Danco führte zu dieser Zeit ein Atelier in München, wo diese Arbeit entworfen und als Bleikristallfenster hergestellt wurde. Das war unmittelbar vor seinem Auftrag für die Johanniskirche in Feuchtwangen, wo er eine ganz ähnliche Lösung wählte.
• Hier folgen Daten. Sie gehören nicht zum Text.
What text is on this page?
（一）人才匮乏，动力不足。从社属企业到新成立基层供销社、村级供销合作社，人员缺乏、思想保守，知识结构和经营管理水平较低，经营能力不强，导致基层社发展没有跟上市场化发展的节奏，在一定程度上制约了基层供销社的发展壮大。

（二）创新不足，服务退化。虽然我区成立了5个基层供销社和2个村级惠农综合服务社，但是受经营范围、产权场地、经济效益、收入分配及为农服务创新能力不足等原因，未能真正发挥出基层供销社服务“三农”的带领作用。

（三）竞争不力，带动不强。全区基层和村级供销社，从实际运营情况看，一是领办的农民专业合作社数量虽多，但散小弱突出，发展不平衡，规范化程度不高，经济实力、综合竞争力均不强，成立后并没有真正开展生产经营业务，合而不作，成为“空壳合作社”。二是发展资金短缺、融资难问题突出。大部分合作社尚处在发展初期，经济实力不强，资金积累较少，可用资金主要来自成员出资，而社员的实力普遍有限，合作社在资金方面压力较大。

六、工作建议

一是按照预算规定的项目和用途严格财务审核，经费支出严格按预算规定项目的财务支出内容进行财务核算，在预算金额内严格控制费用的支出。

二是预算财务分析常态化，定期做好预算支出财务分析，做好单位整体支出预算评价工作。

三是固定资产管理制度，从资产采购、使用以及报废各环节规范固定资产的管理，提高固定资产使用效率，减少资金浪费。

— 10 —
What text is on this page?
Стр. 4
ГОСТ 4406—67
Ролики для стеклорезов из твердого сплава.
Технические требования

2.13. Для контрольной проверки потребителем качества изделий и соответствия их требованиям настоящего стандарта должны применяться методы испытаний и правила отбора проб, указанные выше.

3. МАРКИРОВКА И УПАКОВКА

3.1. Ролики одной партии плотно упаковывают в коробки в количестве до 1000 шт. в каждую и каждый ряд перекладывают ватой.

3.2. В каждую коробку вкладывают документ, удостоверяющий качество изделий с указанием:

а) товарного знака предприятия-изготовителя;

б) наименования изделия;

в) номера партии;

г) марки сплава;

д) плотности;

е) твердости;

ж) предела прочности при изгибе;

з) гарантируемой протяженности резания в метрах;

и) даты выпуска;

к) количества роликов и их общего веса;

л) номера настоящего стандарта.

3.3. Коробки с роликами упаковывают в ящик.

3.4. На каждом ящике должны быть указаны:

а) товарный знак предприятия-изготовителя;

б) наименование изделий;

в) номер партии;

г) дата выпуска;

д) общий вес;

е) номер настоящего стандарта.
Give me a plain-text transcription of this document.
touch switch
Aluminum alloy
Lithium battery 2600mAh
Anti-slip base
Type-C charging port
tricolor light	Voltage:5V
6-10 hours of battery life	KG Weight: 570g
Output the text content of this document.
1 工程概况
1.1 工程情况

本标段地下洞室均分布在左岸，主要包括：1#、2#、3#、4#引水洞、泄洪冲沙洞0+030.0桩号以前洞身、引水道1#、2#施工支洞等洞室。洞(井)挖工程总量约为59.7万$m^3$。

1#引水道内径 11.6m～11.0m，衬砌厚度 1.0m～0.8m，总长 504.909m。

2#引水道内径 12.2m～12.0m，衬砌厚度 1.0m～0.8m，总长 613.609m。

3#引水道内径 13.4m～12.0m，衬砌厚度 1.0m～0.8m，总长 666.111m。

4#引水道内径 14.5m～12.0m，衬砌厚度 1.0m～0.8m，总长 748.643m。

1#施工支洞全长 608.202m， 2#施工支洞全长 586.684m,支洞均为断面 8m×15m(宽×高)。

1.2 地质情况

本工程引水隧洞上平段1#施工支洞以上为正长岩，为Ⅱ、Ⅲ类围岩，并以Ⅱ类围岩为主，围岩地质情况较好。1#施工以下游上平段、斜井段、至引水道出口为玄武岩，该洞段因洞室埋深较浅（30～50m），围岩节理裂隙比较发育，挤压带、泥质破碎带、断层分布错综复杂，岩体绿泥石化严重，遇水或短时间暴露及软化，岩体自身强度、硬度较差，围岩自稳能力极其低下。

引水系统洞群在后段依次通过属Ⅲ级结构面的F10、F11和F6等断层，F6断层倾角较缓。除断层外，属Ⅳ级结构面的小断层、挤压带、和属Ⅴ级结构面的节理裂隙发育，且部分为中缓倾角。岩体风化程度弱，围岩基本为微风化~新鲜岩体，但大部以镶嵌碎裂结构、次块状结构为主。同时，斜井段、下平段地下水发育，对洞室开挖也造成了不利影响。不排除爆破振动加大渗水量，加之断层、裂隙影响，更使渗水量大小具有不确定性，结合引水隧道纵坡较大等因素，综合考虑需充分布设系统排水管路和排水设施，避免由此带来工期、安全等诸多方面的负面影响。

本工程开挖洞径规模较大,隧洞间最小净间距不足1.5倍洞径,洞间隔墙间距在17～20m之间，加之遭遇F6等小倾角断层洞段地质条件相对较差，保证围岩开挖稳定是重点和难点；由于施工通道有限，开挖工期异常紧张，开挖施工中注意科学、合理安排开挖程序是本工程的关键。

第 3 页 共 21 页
In Niederlamitz war die Dunkelheit der Kirche ein Problem. Bei dem Umbau hatte man davon abgesehen, das Altarfenster zu vergrößern, doch Danko erhielt die Anweisung, vorwiegend helle Glasfarben zu verwenden. Von allen seinen Jerusalem-Darstellungen ist es die expressivste mit Bezügen zur Neuen Sachlichkeit und, für das Schaffen Dancos, Zügen ins Abstrakte. So sind die Tore und Türme lediglich Rechtecke; auf Türgriffe, Laibungen, Schattenwürfe, Zinnen oder Engelsfiguren wurde verzichtet. Das Lamm hat weder Augen noch Maul, Gesichtslosigkeit war eine damalige Modeerscheinung. Auch der Zionsberg ist lediglich durch einige gelbe Scheiben markiert, die zwei Bäume ähneln Blättern. Der Lebensfluss ist zweigeteilt, was selten zu finden ist, denn entweder ist es ein Wasserstrom oder der Fluss ist viergeteilt, in Anlehnung an die vier Paradiesflüsse. Der Gesamteindruck ist hell, freundlich und ausgewogen, es ist die Arbeit eines gereiften Meisters, der schon seit Jahren zu diesem Motiv arbeitete. In Folge der radikalen Beseitigung vieler anderer Kunstwerke (und auch der Vernichtung des Vorgängerfensters, dessen Motive wir nicht kennen) ist diese Arbeit heute das zentrale Kunstwerk der Gottesackerkirche, welches der Gemeinde bei allen Veranstaltungen vor Augen steht. Vielleicht war die Tatsache, dass es sich um eine Friedhofskirche handelt, damals der Anlass, ein zur christliche Auferstehungshoffnung passendes Motiv zu wählen.
Peter Seißer (Hrsg.): „So ist doch gewiss, dass Gott seine Kirche erhalten will und erhalten wird“. 450 Jahre Dekanate Wunsiedel und Kirchenlamitz-Selb, 1558-2008, Wunsiedel 2008.
Werner: Bergmann. Kirchen in Kirchenlamitz, Kirchenlamitz 2020.